La sostenibilità urbana del ventunesimo secolo non può essere solo questione di pannelli solari ed edifici a basso consumo energetico. Deve includere la natura, dare spazio alla biodiversità, riconoscere che una città sana è una città abitata non solo da umani ma da un’intera rete di creature viventi. Gli impollinatori sono sentinelle di questa salute ecologica. Quando prosperano, significa che i corridoi verdi funzionano, che le piante si riproducono, che l’ecosistema urbano respira.

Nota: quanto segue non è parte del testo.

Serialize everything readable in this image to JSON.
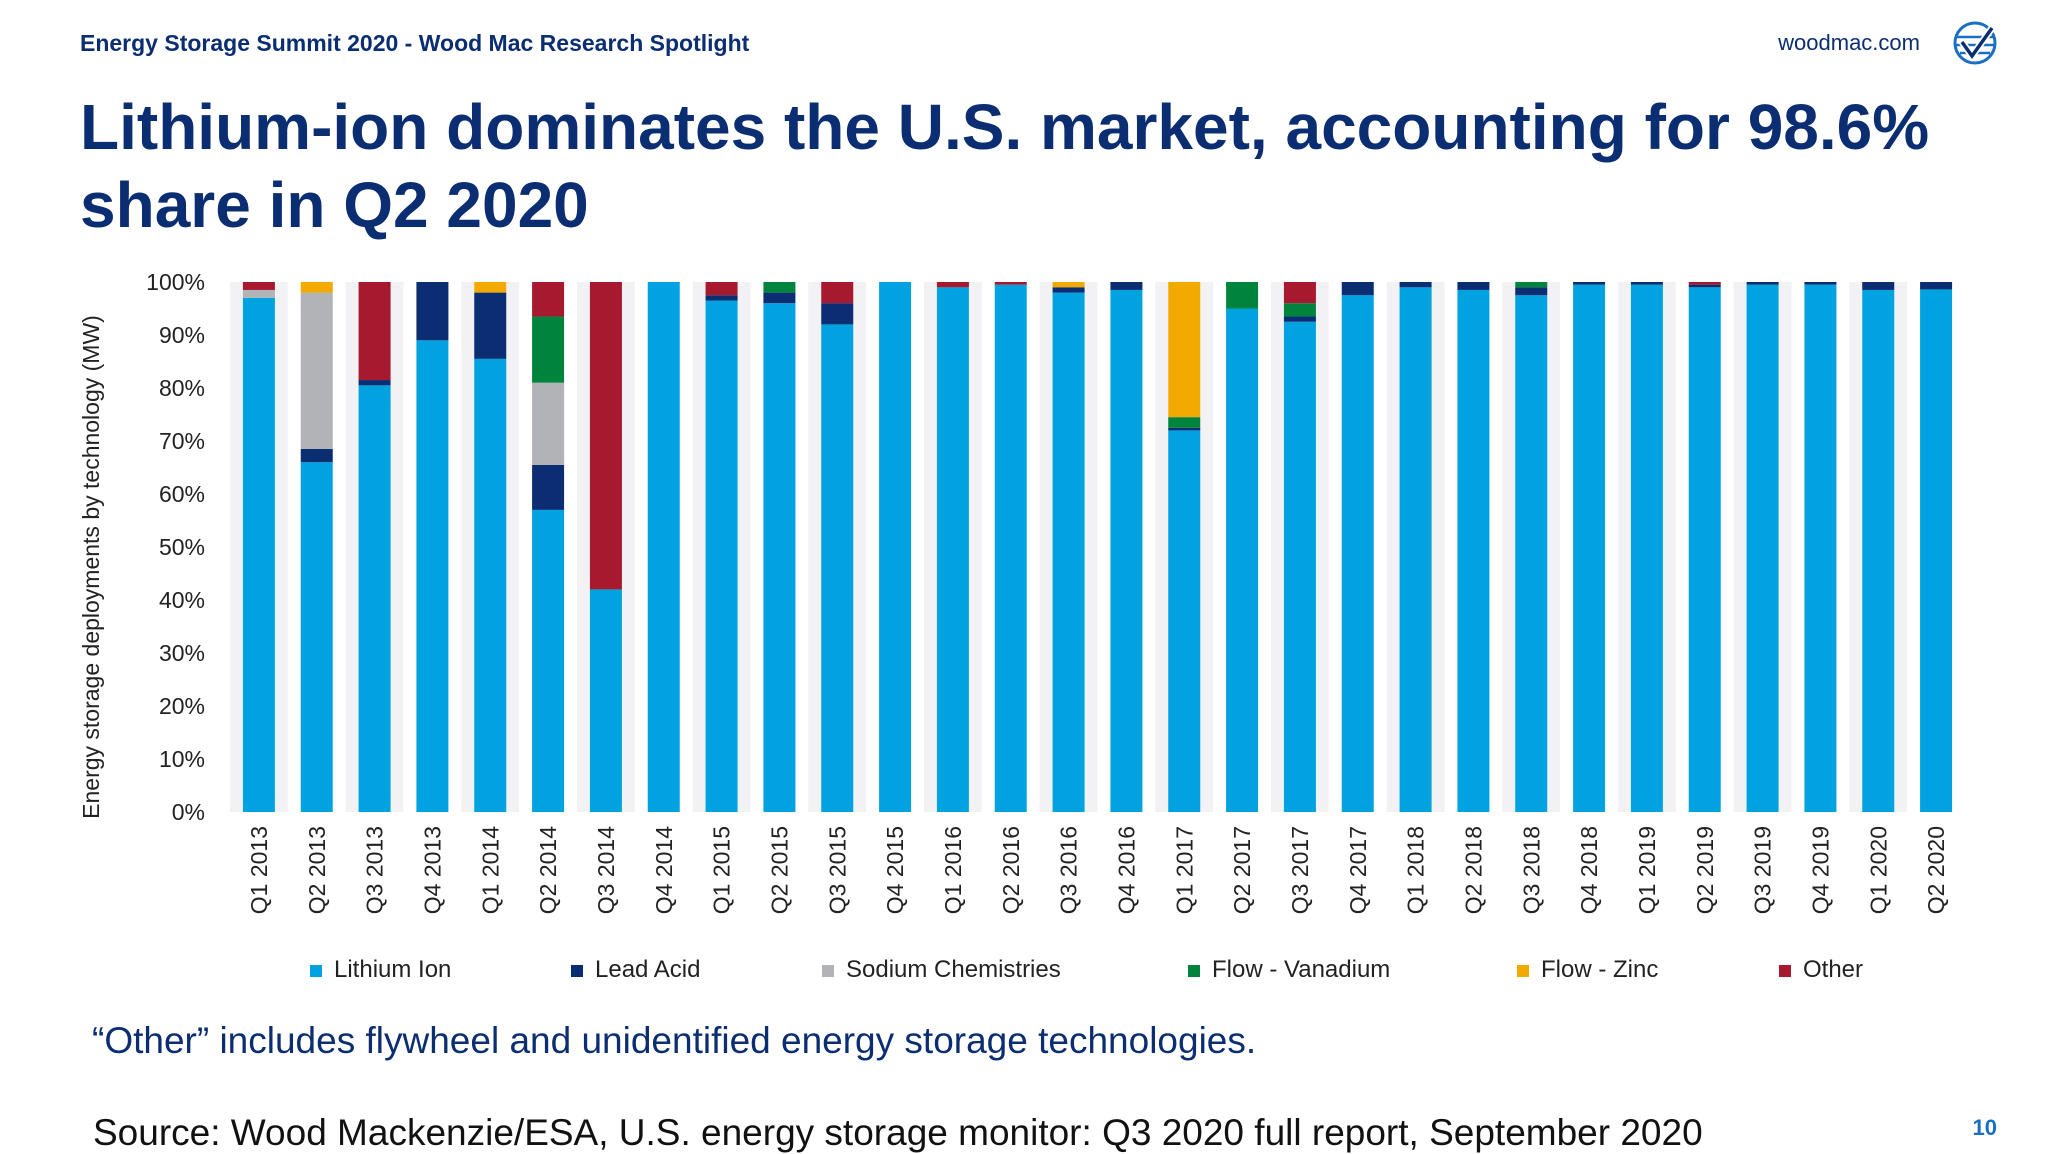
{
  "header": {
    "event": "Energy Storage Summit 2020 - Wood Mac Research Spotlight",
    "website": "woodmac.com"
  },
  "title": "Lithium-ion dominates the U.S. market, accounting for 98.6% share in Q2 2020",
  "note": "“Other” includes flywheel and unidentified energy storage technologies.",
  "source": "Source: Wood Mackenzie/ESA, U.S. energy storage monitor: Q3 2020 full report, September 2020",
  "page_number": "10",
  "logo_icon": "woodmac-globe-icon",
  "chart_data": {
    "type": "bar",
    "stacked": true,
    "title": "",
    "xlabel": "",
    "ylabel": "Energy storage deployments by technology (MW)",
    "ylim": [
      0,
      100
    ],
    "yticks": [
      "0%",
      "10%",
      "20%",
      "30%",
      "40%",
      "50%",
      "60%",
      "70%",
      "80%",
      "90%",
      "100%"
    ],
    "legend_position": "bottom",
    "categories": [
      "Q1 2013",
      "Q2 2013",
      "Q3 2013",
      "Q4 2013",
      "Q1 2014",
      "Q2 2014",
      "Q3 2014",
      "Q4 2014",
      "Q1 2015",
      "Q2 2015",
      "Q3 2015",
      "Q4 2015",
      "Q1 2016",
      "Q2 2016",
      "Q3 2016",
      "Q4 2016",
      "Q1 2017",
      "Q2 2017",
      "Q3 2017",
      "Q4 2017",
      "Q1 2018",
      "Q2 2018",
      "Q3 2018",
      "Q4 2018",
      "Q1 2019",
      "Q2 2019",
      "Q3 2019",
      "Q4 2019",
      "Q1 2020",
      "Q2 2020"
    ],
    "series": [
      {
        "name": "Lithium Ion",
        "color": "#00a3e0",
        "values": [
          97,
          66,
          80.5,
          89,
          85.5,
          57,
          42,
          100,
          96.5,
          96,
          92,
          100,
          99,
          99.5,
          98,
          98.5,
          72,
          95,
          92.5,
          97.5,
          99,
          98.5,
          97.5,
          99.5,
          99.5,
          99,
          99.5,
          99.5,
          98.5,
          98.6
        ]
      },
      {
        "name": "Lead Acid",
        "color": "#0b2d72",
        "values": [
          0,
          2.5,
          1,
          11,
          12.5,
          8.5,
          0,
          0,
          1,
          2,
          4,
          0,
          0,
          0,
          1,
          1.5,
          0.5,
          0,
          1,
          2.5,
          1,
          1.5,
          1.5,
          0.5,
          0.5,
          0.5,
          0.5,
          0.5,
          1.5,
          1.4
        ]
      },
      {
        "name": "Sodium Chemistries",
        "color": "#b1b3b6",
        "values": [
          1.5,
          29.5,
          0,
          0,
          0,
          15.5,
          0,
          0,
          0,
          0,
          0,
          0,
          0,
          0,
          0,
          0,
          0,
          0,
          0,
          0,
          0,
          0,
          0,
          0,
          0,
          0,
          0,
          0,
          0,
          0
        ]
      },
      {
        "name": "Flow - Vanadium",
        "color": "#00843d",
        "values": [
          0,
          0,
          0,
          0,
          0,
          12.5,
          0,
          0,
          0,
          2,
          0,
          0,
          0,
          0,
          0,
          0,
          2,
          5,
          2.5,
          0,
          0,
          0,
          1,
          0,
          0,
          0,
          0,
          0,
          0,
          0
        ]
      },
      {
        "name": "Flow - Zinc",
        "color": "#f2a900",
        "values": [
          0,
          2,
          0,
          0,
          2,
          0,
          0,
          0,
          0,
          0,
          0,
          0,
          0,
          0,
          1,
          0,
          25.5,
          0,
          0,
          0,
          0,
          0,
          0,
          0,
          0,
          0,
          0,
          0,
          0,
          0
        ]
      },
      {
        "name": "Other",
        "color": "#a6192e",
        "values": [
          1.5,
          0,
          18.5,
          0,
          0,
          6.5,
          58,
          0,
          2.5,
          0,
          4,
          0,
          1,
          0.5,
          0,
          0,
          0,
          0,
          4,
          0,
          0,
          0,
          0,
          0,
          0,
          0.5,
          0,
          0,
          0,
          0
        ]
      }
    ]
  }
}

Torniamo alla nostra ape solitaria di Brooklyn, quella che si era svegliata affamata cercando nuovi fiori. Immaginiamo ora che il suo viaggio sia diverso. Esce dal giardino comunitario e vola verso un piccolo parco vicino, dove un’aiuola fiorita le offre nettare. Da lì raggiunge l’aiuola di un platano stradale, poi un altro albero, poi un tetto verde su una scuola di tre piani dove fioriscono le margherite selvatiche. E infine, dopo aver seguito questa catena di oasi, arriva al grande parco che aveva intravisto all’orizzonte, pieno di prati fioriti e possibilità. Non ha dovuto sorvolare grattacieli, non si è persa nel deserto grigio del cemento. Ha seguito un’autostrada per insetti, invisibile agli occhi umani ma concreta come le strade su cui scorrono le auto.

Questa visione non è utopia. È un futuro possibile, a portata di mano, che richiede solo la volontà di guardare le città come ecosistemi complessi e di tracciare, come hanno fatto i ricercatori di New York, le mappe delle vite minuscole che le abitano. Le autostrade per insetti sono già lì, nascoste tra i palazzi. Bisogna solo renderle percorribili.